■ BRAZIL
UN criticizes police killings
Increasingly violent police operations aimed at combating urban crime in Rio de Janeiro are causing growing bloodshed and masking a wave of summary killings, a UN representative warned. Most of the UN special rapporteur's criticism of the situation was aimed at Rio's authorities, who have this year begun an aggressive campaign against drug gangs. Government figures show that since January, when the Rio state governor, Sergio Cabral, came to power, at least 1,072 people have been killed by the police -- a 20 percent rise from last year.
■ MEXICO
Gunmen snatch corpse
Twenty heavily armed drug hitmen snatched the body of a fellow trafficker from a morgue in northern Mexico after he died in a dramatic helicopter crash, police said on Thursday.

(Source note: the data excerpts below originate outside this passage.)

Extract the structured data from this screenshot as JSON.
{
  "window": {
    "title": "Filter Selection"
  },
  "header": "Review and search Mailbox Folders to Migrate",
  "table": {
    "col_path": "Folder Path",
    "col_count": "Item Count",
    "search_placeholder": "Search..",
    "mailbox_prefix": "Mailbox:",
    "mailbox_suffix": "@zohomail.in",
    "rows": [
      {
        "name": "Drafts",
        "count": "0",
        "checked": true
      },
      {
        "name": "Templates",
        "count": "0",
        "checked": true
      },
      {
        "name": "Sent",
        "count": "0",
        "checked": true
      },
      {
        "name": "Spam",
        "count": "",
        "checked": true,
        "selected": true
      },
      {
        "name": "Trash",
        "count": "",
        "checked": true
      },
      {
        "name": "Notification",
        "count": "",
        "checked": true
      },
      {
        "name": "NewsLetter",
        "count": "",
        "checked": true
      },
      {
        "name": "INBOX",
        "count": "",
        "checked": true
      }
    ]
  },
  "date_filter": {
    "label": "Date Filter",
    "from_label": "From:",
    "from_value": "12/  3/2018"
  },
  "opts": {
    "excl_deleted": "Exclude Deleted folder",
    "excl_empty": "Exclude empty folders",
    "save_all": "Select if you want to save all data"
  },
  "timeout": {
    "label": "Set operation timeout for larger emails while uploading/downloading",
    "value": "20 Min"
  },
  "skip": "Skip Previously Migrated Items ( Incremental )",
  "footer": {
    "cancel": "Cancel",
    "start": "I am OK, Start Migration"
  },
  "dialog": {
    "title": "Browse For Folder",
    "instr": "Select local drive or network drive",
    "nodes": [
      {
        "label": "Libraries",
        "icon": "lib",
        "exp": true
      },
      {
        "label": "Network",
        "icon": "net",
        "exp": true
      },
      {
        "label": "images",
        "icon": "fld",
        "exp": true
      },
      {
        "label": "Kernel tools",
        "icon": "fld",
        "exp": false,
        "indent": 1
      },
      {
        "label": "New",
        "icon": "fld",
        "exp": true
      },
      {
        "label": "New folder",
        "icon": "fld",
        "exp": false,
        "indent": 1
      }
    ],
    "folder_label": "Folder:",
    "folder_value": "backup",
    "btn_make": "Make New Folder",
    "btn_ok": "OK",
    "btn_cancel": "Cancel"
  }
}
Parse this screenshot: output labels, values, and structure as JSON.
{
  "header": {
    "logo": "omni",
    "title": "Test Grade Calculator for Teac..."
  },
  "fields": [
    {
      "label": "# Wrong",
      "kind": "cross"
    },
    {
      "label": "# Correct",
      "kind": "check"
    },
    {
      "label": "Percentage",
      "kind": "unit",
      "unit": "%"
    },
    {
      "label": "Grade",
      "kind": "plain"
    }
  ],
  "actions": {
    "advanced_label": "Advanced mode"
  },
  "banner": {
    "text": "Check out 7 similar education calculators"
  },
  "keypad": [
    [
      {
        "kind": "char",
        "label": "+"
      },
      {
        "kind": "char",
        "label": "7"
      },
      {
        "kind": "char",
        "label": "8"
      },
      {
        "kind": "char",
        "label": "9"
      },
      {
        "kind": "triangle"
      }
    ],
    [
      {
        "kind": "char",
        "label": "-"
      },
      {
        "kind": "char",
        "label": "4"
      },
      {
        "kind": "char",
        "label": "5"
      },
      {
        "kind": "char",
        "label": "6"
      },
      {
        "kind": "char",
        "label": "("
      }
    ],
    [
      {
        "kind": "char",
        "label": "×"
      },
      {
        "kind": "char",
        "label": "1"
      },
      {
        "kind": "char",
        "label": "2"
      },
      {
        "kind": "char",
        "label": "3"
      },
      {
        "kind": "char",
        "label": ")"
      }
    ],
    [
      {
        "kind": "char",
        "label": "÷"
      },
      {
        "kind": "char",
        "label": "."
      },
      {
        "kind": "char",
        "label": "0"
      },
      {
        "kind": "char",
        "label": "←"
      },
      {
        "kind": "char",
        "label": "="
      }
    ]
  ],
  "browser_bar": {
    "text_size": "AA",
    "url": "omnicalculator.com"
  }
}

The gunmen killed two policemen as they took the corpse from the morgue in Ensenada. The dead man was thought to be a member of the Arellano Felix drug cartel. His fellow traffickers were believed to have wanted his body to take it away for burial without having to identify themselves when claiming the corpse. He died earlier this week in a helicopter crash.
■ CANADA
Schreiber to be extradited
An arms dealer who implicated a former Canadian prime minister in an alleged kickbacks scam on Thursday lost his latest bid to avoid extradition to Germany to face fraud, bribery and tax evasion charges. The 73-year-old Karlheinz Schreiber's removal will be delayed until Dec. 1. He has fought a German extradition request ever since he was first arrested in Canada in 1999. He prompted a furor in Ottawa with revelations of an alleged relationship with former prime minister Brian Mulroney dating back more than two decades. Schreiber said Mulroney accepted cash payments of US$300,000 from his Zurich bank account at three hotel meetings in New York and Montreal.